82 So. 286 | La. | 1919
Plaintiff sues defendant in the sum of $15,150 for and on behalf of his minor son, aged six years, for injuries sustained by the child while a passenger on defendant’s train on June 11, 1918. The suit was filed July 18, 1918.
The order referred to in the plea in bar, and known as No. 50, directing that suits shall be instituted and prosecuted against the Director General, was issued October 20, 1918, long subsequent to the filing of this suit, and it can have no reference to this suit
Defendant answered, denying all liability; there was judgment in favor of plaintiff for $2,000; the defendant has appealed; and plaintiff has answered the appeal, asking for an increase in the judgment to $3,500.
Here, again, the preponderance of the evidence is in favor of plaintiff. It shows that the train did come to a full stop; that the engine afterwards jerked the passenger coach, which threw the child from his feet, resulting in one of the child’s feet being caught and mashed between the bumpers of the coaches. Negligence on the part of the railroad company in operating its train on the occasion referred to is thus shown.
The physician, who was examined as a witness, said that he treated the boy’s foot which “presented a badly traumatized right foot; the great toe was entirely gangrenous. There were severe lacerations of all the other toes of that foot with lacerations between each toe”; that he “amputated the great toe at its base and swabbed with iodine a large pocket which had been formed by the trauma to the plantar fascia”; that he “applied antiseptic dressings,- and administered 1500 units of tetanus antitoxin”; that the child had high fever, and was suffering greatly, and was depressed.

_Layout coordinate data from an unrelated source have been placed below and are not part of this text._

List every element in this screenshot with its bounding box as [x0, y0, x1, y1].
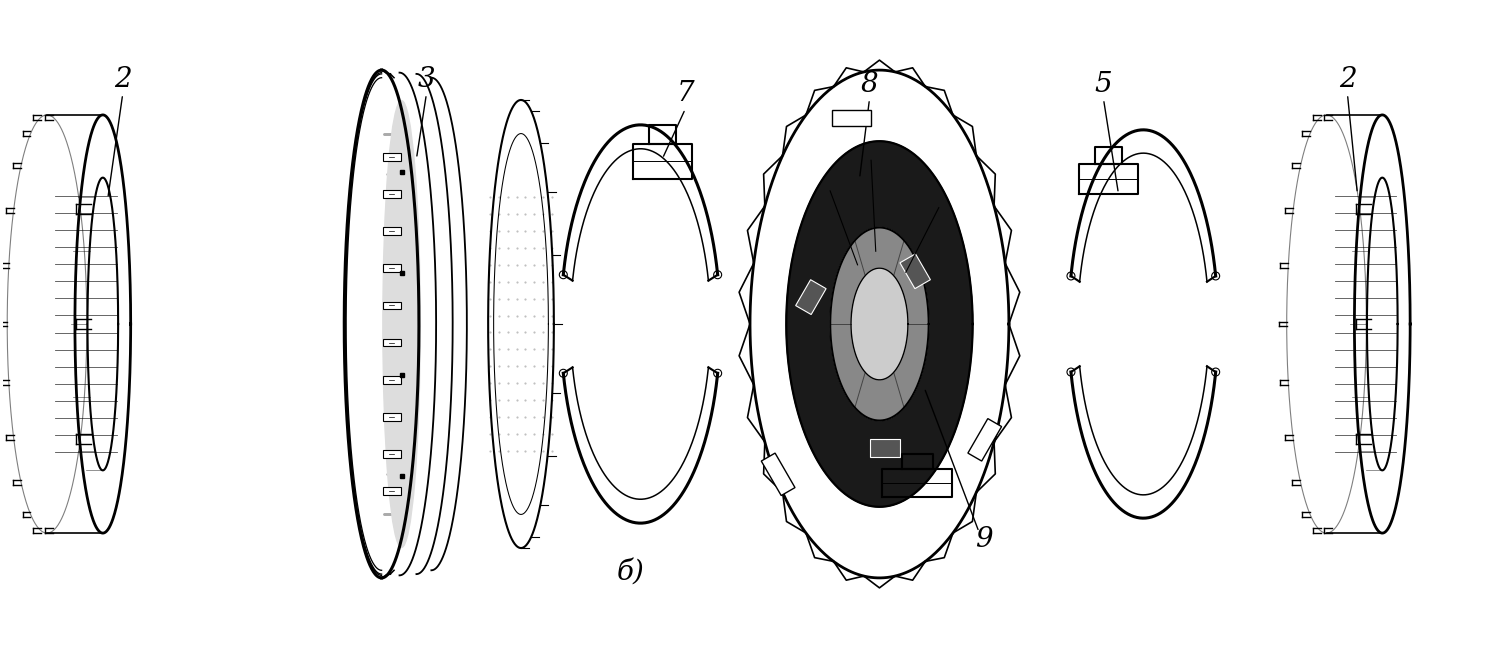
Text: 9: 9 — [976, 526, 992, 553]
Bar — [383, 450, 401, 457]
Bar — [383, 487, 401, 494]
Bar — [383, 376, 401, 384]
Bar — [870, 439, 901, 457]
Bar — [762, 453, 795, 496]
Ellipse shape — [786, 141, 973, 507]
Bar — [383, 191, 401, 198]
Text: б): б) — [616, 559, 645, 585]
Bar — [383, 264, 401, 272]
Bar — [383, 413, 401, 421]
Bar — [383, 154, 401, 161]
Text: 2: 2 — [1339, 65, 1357, 93]
Text: 5: 5 — [1095, 71, 1113, 98]
Bar — [968, 419, 1001, 461]
Text: 8: 8 — [861, 71, 878, 98]
Bar — [831, 110, 872, 126]
Bar — [795, 280, 827, 314]
Bar — [383, 338, 401, 347]
Bar — [901, 254, 931, 288]
Ellipse shape — [851, 268, 908, 380]
Ellipse shape — [830, 227, 929, 421]
Ellipse shape — [383, 100, 420, 548]
Text: 3: 3 — [417, 65, 435, 93]
Bar — [383, 301, 401, 310]
Bar — [383, 227, 401, 235]
Text: 2: 2 — [114, 65, 131, 93]
Text: 7: 7 — [676, 80, 694, 108]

It further appears from the evidence that the operation was a success, and that, while there is disfigurement of the child’s foot which will be permanent, he will largely recover the use thereof, and that the result of the injury will greatly disappear in the course of a few years, and that he will not be able to walk so well or so far as he would have walked with the great toe in its proper place.
The jury awarded plaintiff $2,000, and we see no sufficient reason for increasing that sum.
The judgment appealed from is affirmed, with costs.